Three UCLA Students Are Awarded $50,000

Jennifer Edwards, Arkesh Ajay, and Kate Gleason, three students at the University of California, Los Angeles, have been awarded Sloan grants totaling $50,000. UCLA and the Sloan Foundation have a longstanding partnership to give awards to narrative screenplays and short films that integrate science or technology themes or characters and to challenge stereotypes of scientists and engineers. Sloan supports UCLA to influence the next generation of MFA film students to tackle these themes and characters. In 2015 two grants of $10,000 each went to screenplays and one $30,000 grant went towards the production of a short film. The winning projects were:

HOME BREW, about a family brewery that becomes a microbiology hotbed. The writer is Jennifer Edwards, who turned to screenwriting six years ago following a career as a high school teach in Texas and a volunteer with refugees.

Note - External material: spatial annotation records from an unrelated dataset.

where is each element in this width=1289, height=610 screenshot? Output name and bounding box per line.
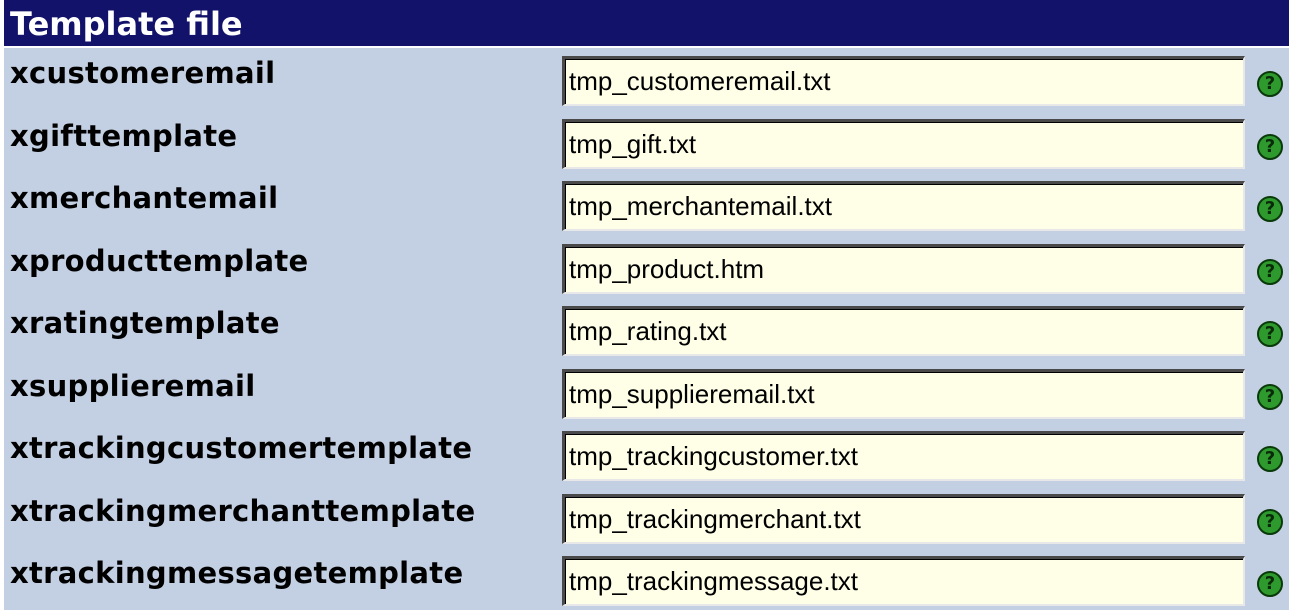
setting-row: xtrackingmerchanttemplate ? — [4, 488, 1289, 551]
setting-row: xcustomeremail ? — [4, 50, 1289, 113]
help-icon[interactable]: ? — [1257, 196, 1283, 222]
setting-value-input[interactable] — [562, 493, 1245, 544]
help-icon[interactable]: ? — [1257, 446, 1283, 472]
setting-value-input[interactable] — [562, 118, 1245, 169]
setting-row: xtrackingmessagetemplate ? — [4, 550, 1289, 610]
setting-value-input[interactable] — [562, 306, 1245, 356]
setting-label: xtrackingcustomertemplate — [10, 431, 473, 465]
setting-label: xcustomeremail — [10, 56, 276, 90]
setting-label: xmerchantemail — [10, 181, 279, 215]
setting-row: xsupplieremail ? — [4, 363, 1289, 426]
setting-label: xtrackingmerchanttemplate — [10, 493, 476, 528]
help-icon[interactable]: ? — [1257, 508, 1283, 535]
help-icon[interactable]: ? — [1257, 383, 1283, 410]
setting-value-input[interactable] — [562, 56, 1245, 106]
setting-row: xgifttemplate ? — [4, 113, 1289, 176]
help-icon[interactable]: ? — [1257, 571, 1283, 597]
setting-value-input[interactable] — [562, 368, 1245, 419]
section-header: Template file — [4, 0, 1289, 48]
help-icon[interactable]: ? — [1257, 321, 1283, 347]
help-icon[interactable]: ? — [1257, 71, 1283, 97]
setting-label: xsupplieremail — [10, 368, 256, 403]
setting-value-input[interactable] — [562, 431, 1245, 481]
setting-row: xmerchantemail ? — [4, 175, 1289, 238]
setting-label: xratingtemplate — [10, 306, 280, 340]
setting-row: xratingtemplate ? — [4, 300, 1289, 363]
setting-value-input[interactable] — [562, 556, 1245, 606]
setting-row: xproducttemplate ? — [4, 238, 1289, 301]
help-icon[interactable]: ? — [1257, 258, 1283, 285]
settings-rows: xcustomeremail ? xgifttemplate ? xmercha… — [4, 50, 1289, 610]
setting-value-input[interactable] — [562, 181, 1245, 231]
setting-label: xtrackingmessagetemplate — [10, 556, 464, 590]
template-file-panel: Template file xcustomeremail ? xgifttemp… — [0, 0, 1289, 610]
setting-label: xgifttemplate — [10, 118, 238, 153]
setting-row: xtrackingcustomertemplate ? — [4, 425, 1289, 488]
setting-label: xproducttemplate — [10, 243, 309, 278]
help-icon[interactable]: ? — [1257, 133, 1283, 160]
setting-value-input[interactable] — [562, 243, 1245, 294]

THE KITCHEN CHEMIST’S WAR tells the story of Jonas Salk and his groundbreaking invention of the polio vaccine. The writer is Arkesh Ajay, a writer-director with a business degree who has a feature film in production in Mumbai, India, and has done work on short films, documentaries, and promotional films.

The production winner is SPACEY, about a female astronaut who makes a desperate play for funding on a reality show. The director is Kate Gleason who currently interns at the Academy of Television Arts & Sciences. Once it is produced, SPACEY will be archived in the Science & Film library of award-winning films available to watch anytime.